= Walter Sear =

American film producer

Walter Edmond Sear (27 April 1930 – 29 April 2010) was an American recording engineer, musician, instrument importer and designer, inventor, composer and film producer. He was considered a pioneer in the use of the synthesizer and an expert on vintage recording equipment. Sear ran the Sear Sound recording studio in Hell's Kitchen, known for its vast collection of vintage analog recording equipment and patronized by artists including Steely Dan, Sonic Youth, David Bowie, Wynton Marsalis, Paul McCartney and Patti Smith.

==Career==
===Tuba player and designer===
Sear started his long and varied career as a classical tuba player. After 4 years at the Curtis Institute of Music, he occasionally subbed as the tuba player for the Philadelphia Orchestra. He later worked as a freelancer in New York City, playing for 6 years with the Radio City Music Hall pit orchestra as well as The Symphony of the Air, The Goldman Band, Sound of Music and numerous commercial studios.

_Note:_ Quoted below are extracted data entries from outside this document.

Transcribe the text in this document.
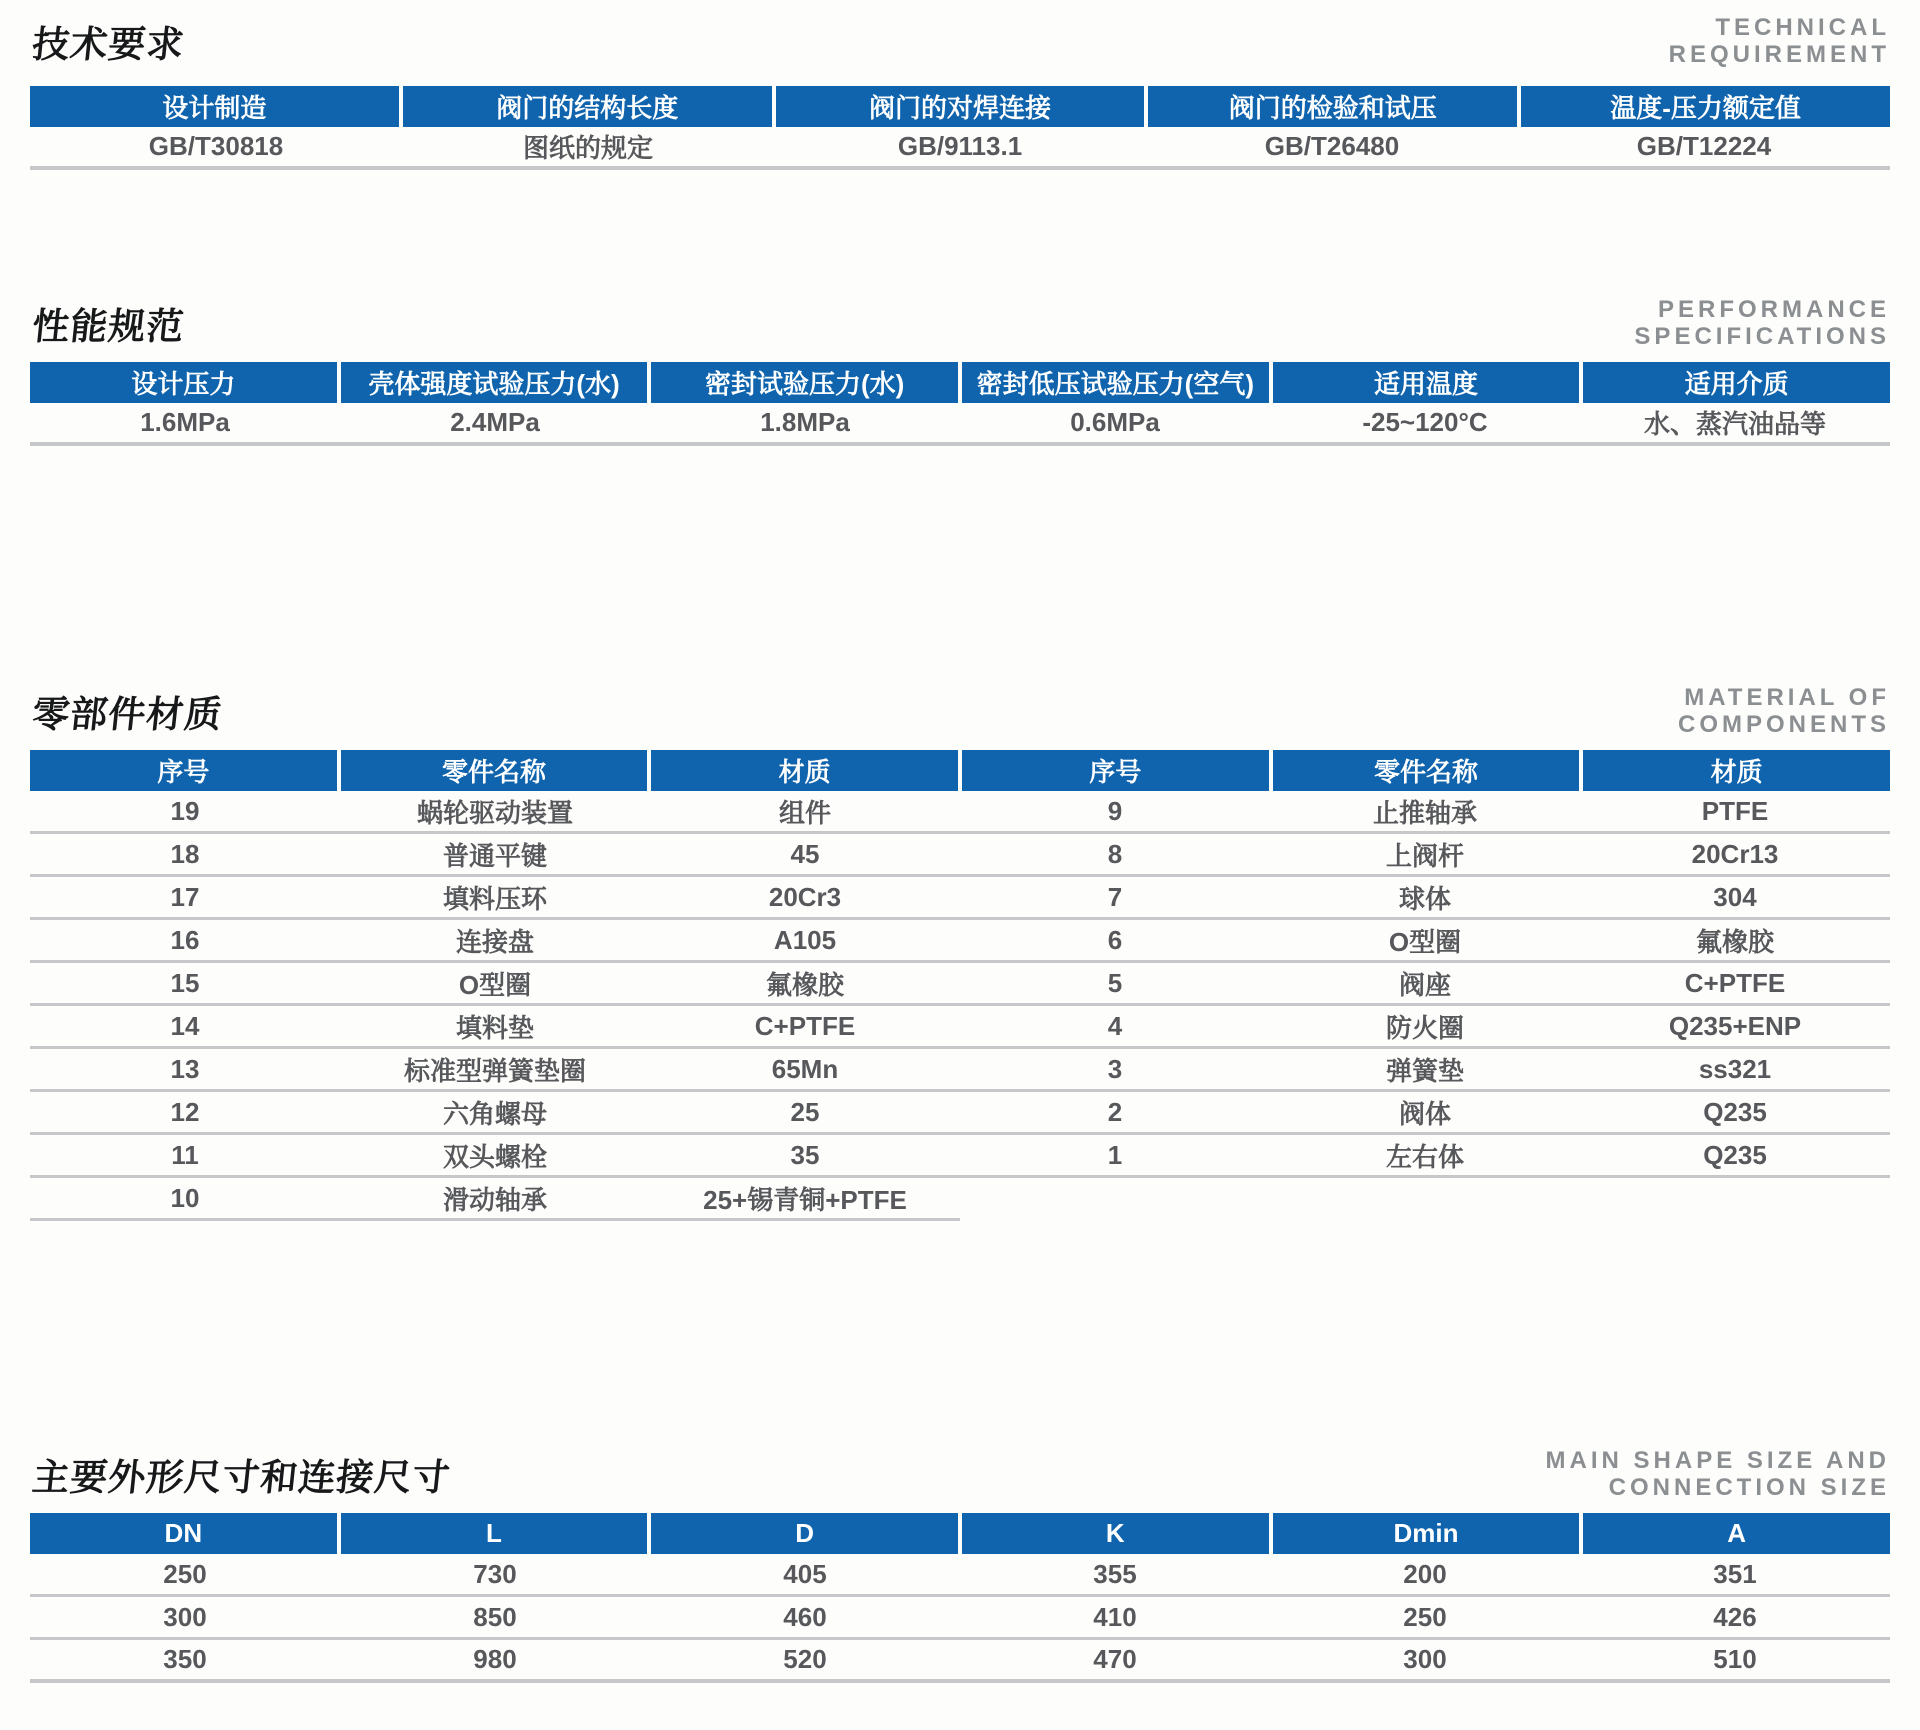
技术要求	TECHNICAL
REQUIREMENT
设计制造	阀门的结构长度	阀门的对焊连接	阀门的检验和试压	温度-压力额定值
GB/T30818	图纸的规定	GB/9113.1	GB/T26480	GB/T12224
性能规范	PERFORMANCE
SPECIFICATIONS
设计压力	壳体强度试验压力(水)	密封试验压力(水)	密封低压试验压力(空气)	适用温度	适用介质
1.6MPa	2.4MPa	1.8MPa	0.6MPa	-25~120°C	水、蒸汽油品等
零部件材质	MATERIAL OF
COMPONENTS
序号	零件名称	材质	序号	零件名称	材质
19	蜗轮驱动装置	组件	9	止推轴承	PTFE
18	普通平键	45	8	上阀杆	20Cr13
17	填料压环	20Cr3	7	球体	304
16	连接盘	A105	6	O型圈	氟橡胶
15	O型圈	氟橡胶	5	阀座	C+PTFE
14	填料垫	C+PTFE	4	防火圈	Q235+ENP
13	标准型弹簧垫圈	65Mn	3	弹簧垫	ss321
12	六角螺母	25	2	阀体	Q235
11	双头螺栓	35	1	左右体	Q235
10	滑动轴承	25+锡青铜+PTFE
主要外形尺寸和连接尺寸	MAIN SHAPE SIZE AND
CONNECTION SIZE
DN	L	D	K	Dmin	A
250	730	405	355	200	351
300	850	460	410	250	426
350	980	520	470	300	510
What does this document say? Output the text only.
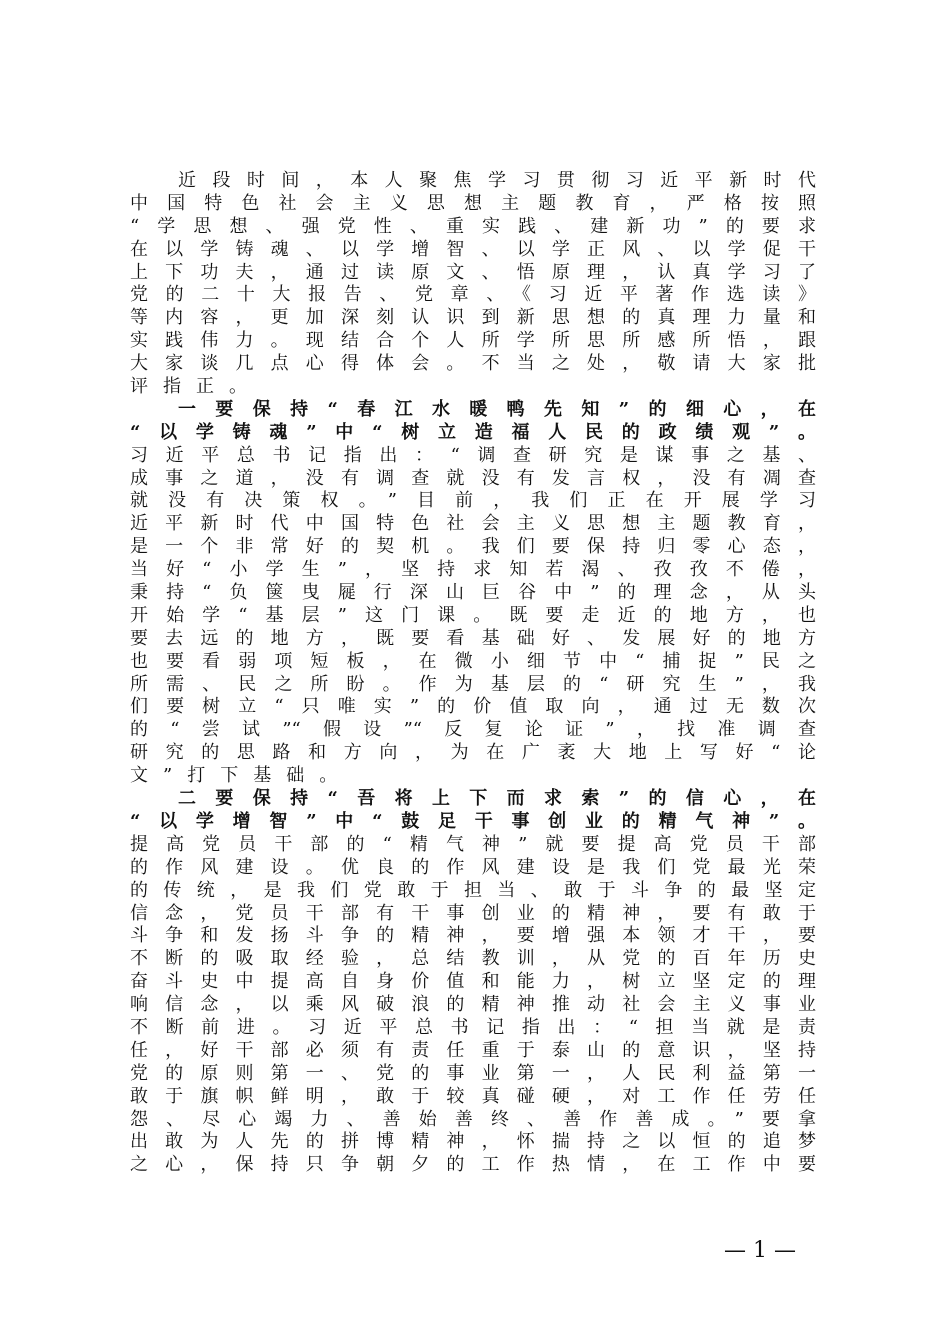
近段时间，本人聚焦学习贯彻习近平新时代
中国特色社会主义思想主题教育，严格按照
“学思想、强党性、重实践、建新功”的要求
在以学铸魂、以学增智、以学正风、以学促干
上下功夫，通过读原文、悟原理，认真学习了
党的二十大报告、党章、《习近平著作选读》
等内容，更加深刻认识到新思想的真理力量和
实践伟力。现结合个人所学所思所感所悟，跟
大家谈几点心得体会。不当之处，敬请大家批
评指正。
一要保持“春江水暖鸭先知”的细心，在
“以学铸魂”中“树立造福人民的政绩观”。
习近平总书记指出：“调查研究是谋事之基、
成事之道，没有调查就没有发言权，没有凋查
就没有决策权。”目前，我们正在开展学习
近平新时代中国特色社会主义思想主题教育，
是一个非常好的契机。我们要保持归零心态，
当好“小学生”，坚持求知若渴、孜孜不倦，
秉持“负箧曳屣行深山巨谷中”的理念，从头
开始学“基层”这门课。既要走近的地方，也
要去远的地方，既要看基础好、发展好的地方
也要看弱项短板，在微小细节中“捕捉”民之
所需、民之所盼。作为基层的“研究生”，我
们要树立“只唯实”的价值取向，通过无数次
的“尝试”“假设”“反复论证”，找准调查
研究的思路和方向，为在广袤大地上写好“论
文”打下基础。
二要保持“吾将上下而求索”的信心，在
“以学增智”中“鼓足干事创业的精气神”。
提高党员干部的“精气神”就要提高党员干部
的作风建设。优良的作风建设是我们党最光荣
的传统，是我们党敢于担当、敢于斗争的最坚定
信念，党员干部有干事创业的精神，要有敢于
斗争和发扬斗争的精神，要增强本领才干，要
不断的吸取经验，总结教训，从党的百年历史
奋斗史中提高自身价值和能力，树立坚定的理
响信念，以乘风破浪的精神推动社会主义事业
不断前进。习近平总书记指出：“担当就是责
任，好干部必须有责任重于泰山的意识，坚持
党的原则第一、党的事业第一，人民利益第一
敢于旗帜鲜明，敢于较真碰硬，对工作任劳任
怨、尽心竭力、善始善终、善作善成。”要拿
出敢为人先的拼博精神，怀揣持之以恒的追梦
之心，保持只争朝夕的工作热情，在工作中要
— 1 —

In the late 1950s, he became interested in tuba design and began importing European tubas made to his own specifications from the Czech company Cerveny and the Belgian companies De Prins and Mahillion. He sold these tubas from a Manhattan showroom. These tubas, popular because of their relatively low price, unique design and quality workmanship, were typically engraved with the name "Walter E. Sear, NYC" on the bell. Sear estimated that he imported/produced approximately 2000 such instruments. His background in chemistry (Temple University with BA degree from the George Washington University) helped with the metallurgical processes that he innovated. He also held a B.M. from the Catholic University of America and undertook doctoral studies at Columbia University.

===Electronic music===
In the late 1950s, he became friendly with Robert Moog after buying parts from him for a home-made theremin. In the early 1960s, Sear used his music industry connections to become one of the earliest sales and distribution partners of R.A. Moog. He encouraged Moog to make his synthesizers more practical; eventually leading (in the late 1960s) to the development of portable synthesizers which could be used during live performances. Sear also became known as a performer and composer (using the Moog synthesizer) for various movie soundtracks including Midnight Cowboy.

Sear's pop compositions were also heard on his Command Records album, The Copper-Plated Integrated Circuit.

===Sear Sound===
In 1964 Sear built his first recording studio; one of the first commercial electronic music studios. In 1972, the studio moved to the Paramount Hotel at 235 West 46th Street, near Times Square in the Theater District of Midtown Manhattan in New York City in 1971. In 1988, the studio moved to larger recording facilities on the 6th floor of 353 West 48th Street, a former Hit Factory studio location.

Sear Sound is the oldest recording studio in New York City, with more than 285 vintage and contemporary microphones, four rebuilt Studer recorders used by the Beatles at Abbey Road and one of the earliest Moog synthesizers, built by Sear and Moog. Sear Sound is the oldest continuously operated studio in New York. The studio has been used by numerous notable artists, including Steely Dan, Björk, Lenny Kravitz, Yoko Ono, David Bowie, Lou Reed, Wayne Shorter and Norah Jones.

==Personal life==
Born in New Orleans, Louisiana, Sear moved with his family to Jackson Heights, Queens at the age of one. Sear received an Honorable Discharge from the regular United States Air Force with the rank of Staff Sergeant. He served at Bolling Air Force Base in Washington, D.C. Sear died on April 29, 2010 at the age of 80 in New York City.